I HAVE been pondering the real agenda behind the
big publishers’ constant whingeing about eBooks eroding the literary standard.
The Big Publishers – there is only a half-dozen
throughout the world – go by other names such as legacy publishers or heritage
publishers which makes you think they belong in a museum.
I’ve decided the BPs have a short-term objective
of retaining reader loyalty to their brands as the literary world goes digital.
The BPs are making a killing from the very eBooks
they are raising hysteria over. They receive more than 52% of eBook cover price and their authors receive less than 18%.
(Speaking to one author, I found there is
confusion out there because some writers think their cut is 25% of eBook cover
price. It is actually 25% of the 70% publishers receive from eBook retailers
such as Google and Amazon.)
If the BPs can convince readers to pay $15 to $25
for an eBook to reward literary talent (which receives less than $3-5 of the purchase
price) the money will keep rolling in during the short term before Amazon
develops a winning strategy to drive down prices.
I believe the median-term strategy is for the BPs
to retain their best-selling A-List writers.

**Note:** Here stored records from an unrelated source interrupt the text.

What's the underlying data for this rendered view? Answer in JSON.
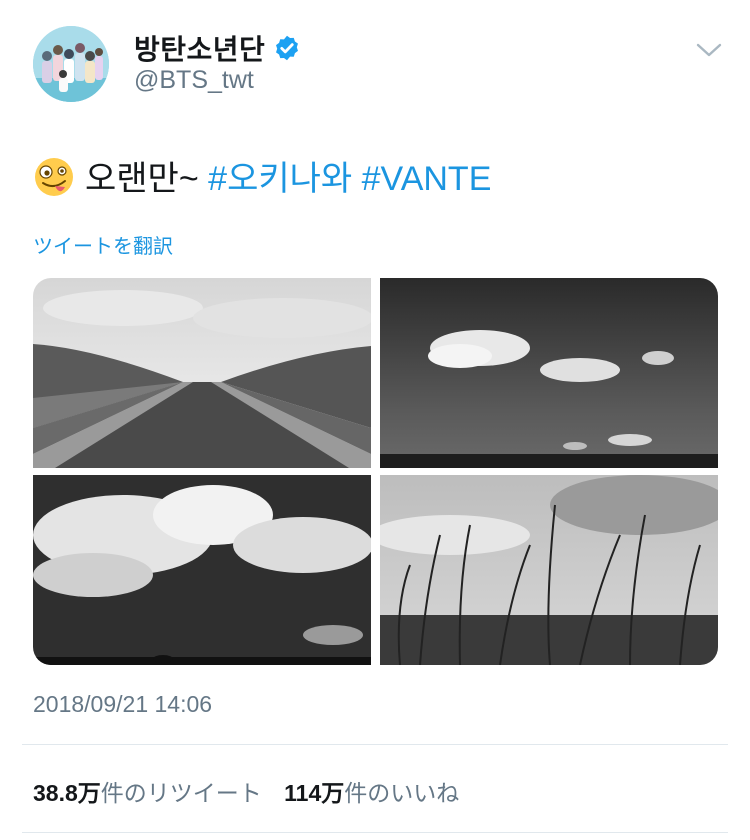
{
  "header": {
    "display_name": "방탄소년단",
    "handle": "@BTS_twt",
    "verified": true
  },
  "tweet": {
    "text": "오랜만~",
    "hashtags": [
      "#오키나와",
      "#VANTE"
    ],
    "emoji": "zany-face-emoji",
    "translate_label": "ツイートを翻訳",
    "timestamp": "2018/09/21 14:06"
  },
  "media": {
    "photos": [
      {
        "description": "black and white road through grassy fields"
      },
      {
        "description": "black and white clouds over the sea"
      },
      {
        "description": "black and white cumulus clouds sky"
      },
      {
        "description": "black and white tall grass against sky"
      }
    ]
  },
  "stats": {
    "retweets": {
      "count": "38.8万",
      "label": "件のリツイート"
    },
    "likes": {
      "count": "114万",
      "label": "件のいいね"
    }
  },
  "icons": {
    "verified": "verified-badge-icon",
    "menu": "chevron-down-icon"
  },
  "colors": {
    "link": "#1b95e0",
    "secondary_text": "#657786",
    "verified": "#1da1f2"
  }
}
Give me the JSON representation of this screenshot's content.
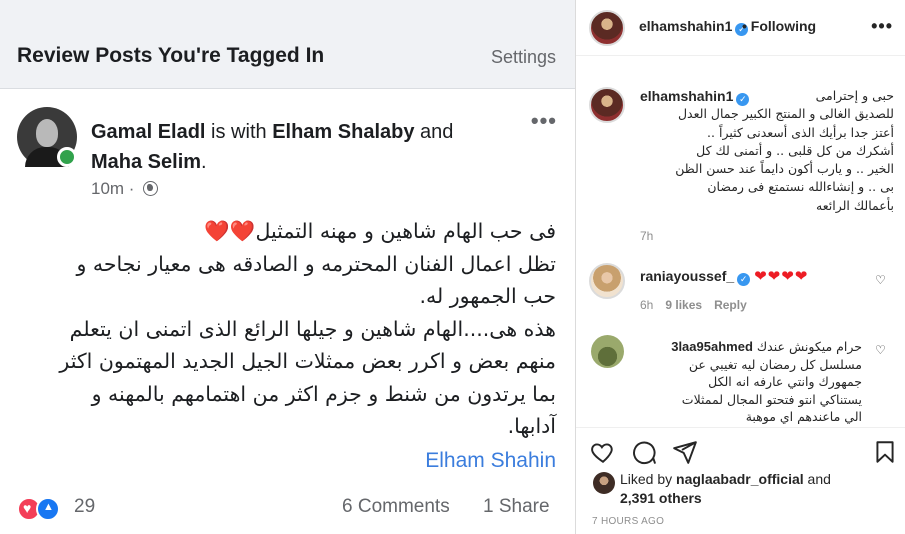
{
  "facebook": {
    "header": {
      "title": "Review Posts You're Tagged In",
      "settings": "Settings"
    },
    "post": {
      "author_name": "Gamal Eladl",
      "with_text": " is with ",
      "tagged_1": "Elham Shalaby",
      "and_text": " and ",
      "tagged_2": "Maha Selim",
      "period": ".",
      "time": "10m · ",
      "body_lines": [
        "فى حب الهام شاهين و مهنه التمثيل",
        "تظل اعمال الفنان المحترمه و الصادقه هى معيار نجاحه و",
        "حب الجمهور له.",
        "هذه هى....الهام شاهين و جيلها الرائع الذى اتمنى ان يتعلم",
        "منهم بعض و اكرر بعض ممثلات الجيل الجديد المهتمون اكثر",
        "بما يرتدون من شنط و جزم اكثر من اهتمامهم بالمهنه و",
        "آدابها."
      ],
      "hearts": "❤️❤️",
      "signature": "Elham Shahin",
      "reaction_count": "29",
      "comments": "6 Comments",
      "shares": "1 Share"
    }
  },
  "instagram": {
    "header": {
      "username": "elhamshahin1",
      "following": "• Following"
    },
    "caption": {
      "username": "elhamshahin1",
      "lines": [
        "حبى و إحترامى",
        "للصديق الغالى و المنتج الكبير جمال العدل",
        "أعتز جدا برأيك الذى أسعدنى كثيراً ..",
        "أشكرك من كل قلبى .. و أتمنى لك كل",
        "الخير .. و يارب أكون دايماً عند حسن الظن",
        "بى .. و إنشاءالله نستمتع فى رمضان",
        "بأعمالك الرائعه"
      ],
      "time": "7h"
    },
    "comments": [
      {
        "username": "raniayoussef_",
        "text": "❤❤❤❤",
        "time": "6h",
        "likes": "9 likes",
        "reply": "Reply"
      },
      {
        "username": "3laa95ahmed",
        "lines": [
          "حرام ميكونش عندك",
          "مسلسل كل رمضان ليه تغيبي عن",
          "جمهورك وانتي عارفه انه الكل",
          "يستناكي انتو فتحتو المجال لممثلات",
          "الي ماعندهم اي موهبة"
        ]
      }
    ],
    "liked_by_prefix": "Liked by ",
    "liked_by_user": "naglaabadr_official",
    "liked_by_and": " and ",
    "liked_by_others": "2,391 others",
    "timestamp": "7 HOURS AGO",
    "icons": [
      "heart-icon",
      "comment-icon",
      "share-icon",
      "bookmark-icon"
    ]
  }
}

The A-listers could be getting the full 70%
royalty from Amazon.
Sure they would have to pay for their own
editing, layout, cover design and promotions. But 52% of a best-seller can buy
top quality in those services.
The authors would then broker a print-only deal
with a mid-range publishers to ensure book-shop distribution..
All of this is a bad scenario for the BPs.
Rumours abound the BPs are cutting loose or are about
to cut loose their mid-list authors.
No doubt they will tell their A-listers it will
allow the publishers to devote more resources to them.
But what if they A-listers bail anyway? Where are
the mid-listers to take their place?
Such interesting times ahead while the humble
self-publishers go about their toil.